Erica Ventura goes upscale in design competition

Not many clients these days “live above the store,” so to speak.  It takes a sharply inquisitive imagination and some fancy skills to know how to deck out a full-floor apartment at the Met Life Tower, complete with a spacious wrap-around porch overlooking Madison Square Park.

Erica Ventura

For the redesign of the massive floor-through apartment Erica Ventura drew up some winning plans! The fifth-semester Interior Design student received the very first Centennial Design award from the prestigious Decorators Club.

The space was to accommodate the tastes of a senior arts curator of the Madison Park Conservatory, her documentary film producer husband, and two children. It would also have to impress a large posse of art world professionals.

Erica Ventura

“It was perfect for me!” says Ventura who is also a painter and muralist. “I can relate to building a space for someone passionate about art like I am. As soon as I looked at the art work available for the project, I was excited. Art was an option for each of the dramatic spaces.”

Some of the specifics that the judges noted were her exterior space, window treatments, textures, wall treatments and covering.

Living room designed by Erica Ventura

The formal living room was designed around the sculpture that was applied to the ceiling. It’s made of paper plates cut and slotted together. The piece by Tara Donovan, mimics the ways of nature, cellular growth, and molecular density. 
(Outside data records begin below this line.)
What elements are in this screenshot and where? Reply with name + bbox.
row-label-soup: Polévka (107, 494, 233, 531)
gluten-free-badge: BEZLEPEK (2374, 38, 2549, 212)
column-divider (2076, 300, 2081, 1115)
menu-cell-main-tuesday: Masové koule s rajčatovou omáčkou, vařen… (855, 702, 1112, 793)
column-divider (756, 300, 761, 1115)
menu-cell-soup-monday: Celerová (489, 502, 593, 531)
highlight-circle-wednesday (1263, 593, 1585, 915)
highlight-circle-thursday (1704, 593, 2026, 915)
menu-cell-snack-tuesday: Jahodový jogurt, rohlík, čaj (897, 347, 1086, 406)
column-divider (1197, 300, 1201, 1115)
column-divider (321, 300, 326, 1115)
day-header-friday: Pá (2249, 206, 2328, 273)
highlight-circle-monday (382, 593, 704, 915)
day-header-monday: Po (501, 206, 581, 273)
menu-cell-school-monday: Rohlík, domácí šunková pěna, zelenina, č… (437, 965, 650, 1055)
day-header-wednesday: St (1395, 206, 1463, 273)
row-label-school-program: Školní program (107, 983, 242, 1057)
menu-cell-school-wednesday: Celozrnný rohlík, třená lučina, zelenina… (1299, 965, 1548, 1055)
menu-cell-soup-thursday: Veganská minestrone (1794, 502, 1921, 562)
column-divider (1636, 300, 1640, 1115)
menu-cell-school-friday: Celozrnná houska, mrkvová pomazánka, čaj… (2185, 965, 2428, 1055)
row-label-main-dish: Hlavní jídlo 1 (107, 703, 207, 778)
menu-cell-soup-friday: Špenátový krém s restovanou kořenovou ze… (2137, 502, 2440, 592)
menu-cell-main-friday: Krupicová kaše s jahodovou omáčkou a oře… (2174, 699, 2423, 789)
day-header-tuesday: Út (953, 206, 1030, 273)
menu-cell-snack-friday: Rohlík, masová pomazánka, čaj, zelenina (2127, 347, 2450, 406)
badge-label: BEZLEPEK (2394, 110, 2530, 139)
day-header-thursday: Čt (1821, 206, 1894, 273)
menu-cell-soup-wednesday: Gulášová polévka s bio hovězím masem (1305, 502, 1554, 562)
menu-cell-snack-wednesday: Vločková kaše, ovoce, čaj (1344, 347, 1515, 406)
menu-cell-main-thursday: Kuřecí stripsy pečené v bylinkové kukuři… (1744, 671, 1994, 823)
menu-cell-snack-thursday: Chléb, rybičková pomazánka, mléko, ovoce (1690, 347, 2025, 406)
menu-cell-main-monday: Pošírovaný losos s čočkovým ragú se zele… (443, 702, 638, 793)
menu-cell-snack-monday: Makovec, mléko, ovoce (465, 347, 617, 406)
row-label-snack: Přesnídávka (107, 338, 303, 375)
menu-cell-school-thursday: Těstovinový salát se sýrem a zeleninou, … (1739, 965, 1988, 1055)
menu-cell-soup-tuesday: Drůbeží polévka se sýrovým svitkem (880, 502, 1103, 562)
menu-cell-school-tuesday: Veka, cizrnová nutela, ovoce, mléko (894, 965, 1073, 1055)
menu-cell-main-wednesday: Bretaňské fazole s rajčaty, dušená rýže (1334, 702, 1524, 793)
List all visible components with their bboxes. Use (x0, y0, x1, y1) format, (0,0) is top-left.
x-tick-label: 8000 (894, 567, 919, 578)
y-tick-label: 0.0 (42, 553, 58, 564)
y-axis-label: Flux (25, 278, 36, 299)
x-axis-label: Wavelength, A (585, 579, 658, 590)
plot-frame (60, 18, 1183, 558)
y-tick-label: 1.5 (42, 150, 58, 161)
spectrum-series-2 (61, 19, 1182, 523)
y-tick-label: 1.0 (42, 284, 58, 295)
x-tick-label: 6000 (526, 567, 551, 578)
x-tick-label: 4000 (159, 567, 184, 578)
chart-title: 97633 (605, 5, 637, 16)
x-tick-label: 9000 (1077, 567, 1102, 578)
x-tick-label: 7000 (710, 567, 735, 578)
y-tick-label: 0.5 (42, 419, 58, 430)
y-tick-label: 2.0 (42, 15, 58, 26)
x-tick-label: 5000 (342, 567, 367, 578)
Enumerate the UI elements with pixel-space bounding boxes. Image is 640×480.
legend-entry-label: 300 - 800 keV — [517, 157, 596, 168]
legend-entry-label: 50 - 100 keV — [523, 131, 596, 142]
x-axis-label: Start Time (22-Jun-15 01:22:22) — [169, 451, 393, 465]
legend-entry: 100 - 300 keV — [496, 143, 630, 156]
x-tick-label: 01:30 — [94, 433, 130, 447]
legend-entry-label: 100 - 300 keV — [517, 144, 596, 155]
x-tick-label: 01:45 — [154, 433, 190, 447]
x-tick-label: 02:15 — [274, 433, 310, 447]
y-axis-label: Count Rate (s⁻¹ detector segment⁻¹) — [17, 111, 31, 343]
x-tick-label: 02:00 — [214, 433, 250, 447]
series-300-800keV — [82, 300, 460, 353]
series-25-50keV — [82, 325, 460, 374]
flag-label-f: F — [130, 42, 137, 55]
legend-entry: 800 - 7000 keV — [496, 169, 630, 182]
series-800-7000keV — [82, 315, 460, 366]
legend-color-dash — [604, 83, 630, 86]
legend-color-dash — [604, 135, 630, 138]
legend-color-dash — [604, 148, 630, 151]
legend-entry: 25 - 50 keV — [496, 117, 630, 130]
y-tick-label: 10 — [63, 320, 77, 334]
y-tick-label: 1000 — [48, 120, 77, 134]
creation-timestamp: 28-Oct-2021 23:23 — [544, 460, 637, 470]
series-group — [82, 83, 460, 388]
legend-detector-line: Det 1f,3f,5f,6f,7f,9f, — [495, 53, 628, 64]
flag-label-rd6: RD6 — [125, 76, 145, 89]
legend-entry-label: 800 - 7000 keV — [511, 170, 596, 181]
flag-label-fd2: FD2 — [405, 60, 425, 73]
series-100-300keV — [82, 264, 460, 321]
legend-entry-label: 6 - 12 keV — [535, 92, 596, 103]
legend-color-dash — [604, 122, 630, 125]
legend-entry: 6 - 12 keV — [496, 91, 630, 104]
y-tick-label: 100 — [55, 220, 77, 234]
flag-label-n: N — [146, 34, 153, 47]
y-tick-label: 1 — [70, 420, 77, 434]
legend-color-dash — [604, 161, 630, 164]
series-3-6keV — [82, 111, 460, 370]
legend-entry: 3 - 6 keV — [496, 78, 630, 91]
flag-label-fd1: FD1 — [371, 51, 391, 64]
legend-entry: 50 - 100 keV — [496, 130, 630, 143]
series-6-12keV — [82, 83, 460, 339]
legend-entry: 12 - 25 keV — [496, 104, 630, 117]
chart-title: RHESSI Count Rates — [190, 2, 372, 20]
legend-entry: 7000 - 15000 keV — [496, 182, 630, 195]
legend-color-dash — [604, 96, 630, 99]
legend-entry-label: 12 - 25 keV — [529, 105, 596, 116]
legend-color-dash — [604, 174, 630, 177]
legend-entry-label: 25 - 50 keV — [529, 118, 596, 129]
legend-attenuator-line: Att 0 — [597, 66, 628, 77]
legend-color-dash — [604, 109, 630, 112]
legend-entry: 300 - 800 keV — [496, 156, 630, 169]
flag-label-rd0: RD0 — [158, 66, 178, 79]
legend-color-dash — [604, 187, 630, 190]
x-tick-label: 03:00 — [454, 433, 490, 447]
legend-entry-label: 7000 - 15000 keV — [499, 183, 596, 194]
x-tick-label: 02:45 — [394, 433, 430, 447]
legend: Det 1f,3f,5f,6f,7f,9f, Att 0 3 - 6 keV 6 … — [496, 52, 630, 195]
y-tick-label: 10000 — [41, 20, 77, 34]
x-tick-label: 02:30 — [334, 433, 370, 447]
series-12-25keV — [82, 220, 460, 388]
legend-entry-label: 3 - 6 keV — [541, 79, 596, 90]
Winning the Centennial Design award in its inaugural year was a tremendous high. “I was so excited. Everyone had such a different approach and all are really creative and beautiful,” said Ventura of the finalists.

“It is a huge honor for us to award our first Centennial Design Competition prize to a student as talented as Erica.  Her design showed an excellent understanding and use of scale, skillfully incorporated the required furnishings and artwork, and most importantly, she carefully considered not just how the spaces would feel and look, but exactly how they would be used.” – Courtney Coleman, Co-chair, Decorators Club Scholarship Committee

Erica Ventura’s floor plan for the 31st floor of the Met Life building

Ventura, who says she “loves looking at floor plans,” gives some advise to the novice:

“To best read look first at the point of entry. In my case it’s the elevator bank [above] that leads to the foyer where a circular wall guides you to a living space.

Library designed by Erica Ventura

Symmetrical pocket doors lead to a library that functions as a home office for conducting business meetings. Included is a built-in taupe lacquered bookcase where the husband’s 23 vintage atomic models and a vast book collection are showcased. The ceiling has a brass textured wallcovering that merges with the brass from Ron Arad’s Thumbprint sculpture. 

“Her love came through for the client and the project. Erica understands the project and the art and interpreted it very, very well. It’s calm and sophisticated. Her strengths were her attention to detail, choice of furnishings and design of the wrap-around, outdoor space.  – Carmita Sanchez Fong, Chair, Interior Design

Dining room designed by Erica Ventura

The dining room has a custom glass-top table that seats 10 and can expand to 20 for events. The contemporary “octopus” chandelier by Achille Salvagni and blue wave console are accented with silver metallic window treatments and geometric color study paintings by artist Josef Albers.

“I wanted a series of lighting coves to give a wash of light down the walls,” she says.”The way I use the art is to highlight the space and build the floor plan around the art pieces.”

Bedroom designed by Erica Ventura

The bedroom walls are upholstered in a Scalamadre tweed gray fabric with a pair of industrial black sconces to flank the king-sized bed. Above the bed in a recessed space is “Charmed,” Atticus Adams’ aluminum relief sculpture. A pair of black Knoll Platner lounge chairs offer a space to spend a moment gazing upon the cityscape through French doors.”

“Every design is inspired by different things,” says Ventura who transitioned into the Interior Design BFA program after taking courses in 3D construction model making, foundation art that focused on design, and plaster perspective drawing.